Il poeta si trova sul Monte Tabor (colle de “L’infinito”) e si rivolge direttamente alla luna che, tuttavia, non riesce a comprendere fino in fondo il suo tormento interiore. Infatti, l’io poetico è “pien d’angoscia”, mentre la luna è “graziosa”.
Nella prima invocazione emerge il paesaggio notturno a cui Leopardi proietta la propria angoscia tornando su quel colle, a distanza di un anno, e osservando la luna che vide allora. Nonostante l’arco di tempo trascorso, lo stato d’animo del poeta non è cambiato.

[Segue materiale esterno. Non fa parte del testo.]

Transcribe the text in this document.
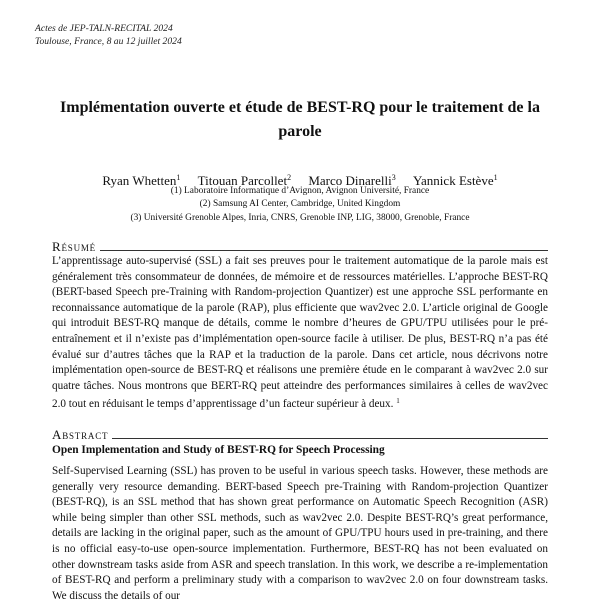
Actes de JEP-TALN-RECITAL 2024
Toulouse, France, 8 au 12 juillet 2024
Implémentation ouverte et étude de BEST-RQ pour le traitement de la parole
Ryan Whetten$^1$ Titouan Parcollet$^2$ Marco Dinarelli$^3$ Yannick Estève$^1$
(1) Laboratoire Informatique d’Avignon, Avignon Université, France
(2) Samsung AI Center, Cambridge, United Kingdom
(3) Université Grenoble Alpes, Inria, CNRS, Grenoble INP, LIG, 38000, Grenoble, France
Résumé
L’apprentissage auto-supervisé (SSL) a fait ses preuves pour le traitement automatique de la parole mais est généralement très consommateur de données, de mémoire et de ressources matérielles. L’approche BEST-RQ (BERT-based Speech pre-Training with Random-projection Quantizer) est une approche SSL performante en reconnaissance automatique de la parole (RAP), plus efficiente que wav2vec 2.0. L’article original de Google qui introduit BEST-RQ manque de détails, comme le nombre d’heures de GPU/TPU utilisées pour le pré-entraînement et il n’existe pas d’implémentation open-source facile à utiliser. De plus, BEST-RQ n’a pas été évalué sur d’autres tâches que la RAP et la traduction de la parole. Dans cet article, nous décrivons notre implémentation open-source de BEST-RQ et réalisons une première étude en le comparant à wav2vec 2.0 sur quatre tâches. Nous montrons que BERT-RQ peut atteindre des performances similaires à celles de wav2vec 2.0 tout en réduisant le temps d’apprentissage d’un facteur supérieur à deux. $^1$
Abstract
Open Implementation and Study of BEST-RQ for Speech Processing
Self-Supervised Learning (SSL) has proven to be useful in various speech tasks. However, these methods are generally very resource demanding. BERT-based Speech pre-Training with Random-projection Quantizer (BEST-RQ), is an SSL method that has shown great performance on Automatic Speech Recognition (ASR) while being simpler than other SSL methods, such as wav2vec 2.0. Despite BEST-RQ’s great performance, details are lacking in the original paper, such as the amount of GPU/TPU hours used in pre-training, and there is no official easy-to-use open-source implementation. Furthermore, BEST-RQ has not been evaluated on other downstream tasks aside from ASR and speech translation. In this work, we describe a re-implementation of BEST-RQ and perform a preliminary study with a comparison to wav2vec 2.0 on four downstream tasks. We discuss the details of our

L’autore guarda la luna attraverso i suoi occhi carichi di lacrime, vedendola dunque sfocata e deformata. Non si è a conoscenza del male vissuto da Leopardi di cui solamente la luna è testimone; lo si può comprendere da un passo dello Zibaldone, scritto da Leopardi nello stesso anno de “Alla luna”, in cui emerge: «ci par veramente che [negli anniversari] quelle tali cose che son morte per sempre né possono più tornare, tuttavia rivivano e sieno presenti come in ombra».
Il ricordo del triste passato che si trasforma in un presente altrettanto triste sembra quasi consolare il poeta.
Metrica e figure retoriche
L’idillio è composto da 16 versi endecasillabi sciolti, il lessico è ricco di latinismi ed è strutturato come una lunga apostrofe alla luna (è una figura retorica che consiste nell’interrompere la forma espositiva del discorso per rivolgere direttamente la parola a una persona, anche se assente).
- Anafora: “O mia graziosa luna” (v.1) – “O mia diletta luna” (v.10).
- Enjambements: (vv.8/9, 10/11, 11/12, 12/13, 13/14, 14/15, 15/16).
- Allitterazioni frequenti: lettere R e S.
- Metonimia: “Ciglio” (v.7), “Pianto” (v. 6).
- Metafora: “luci” (v.7) = occhi
- Iperbato: “ma nebuloso e tremulo dal pianto / il tuo volto apparia” (vv.6-8).
- Chiasmo: “lungo la speme e breve ha la memoria” (vv.13-14).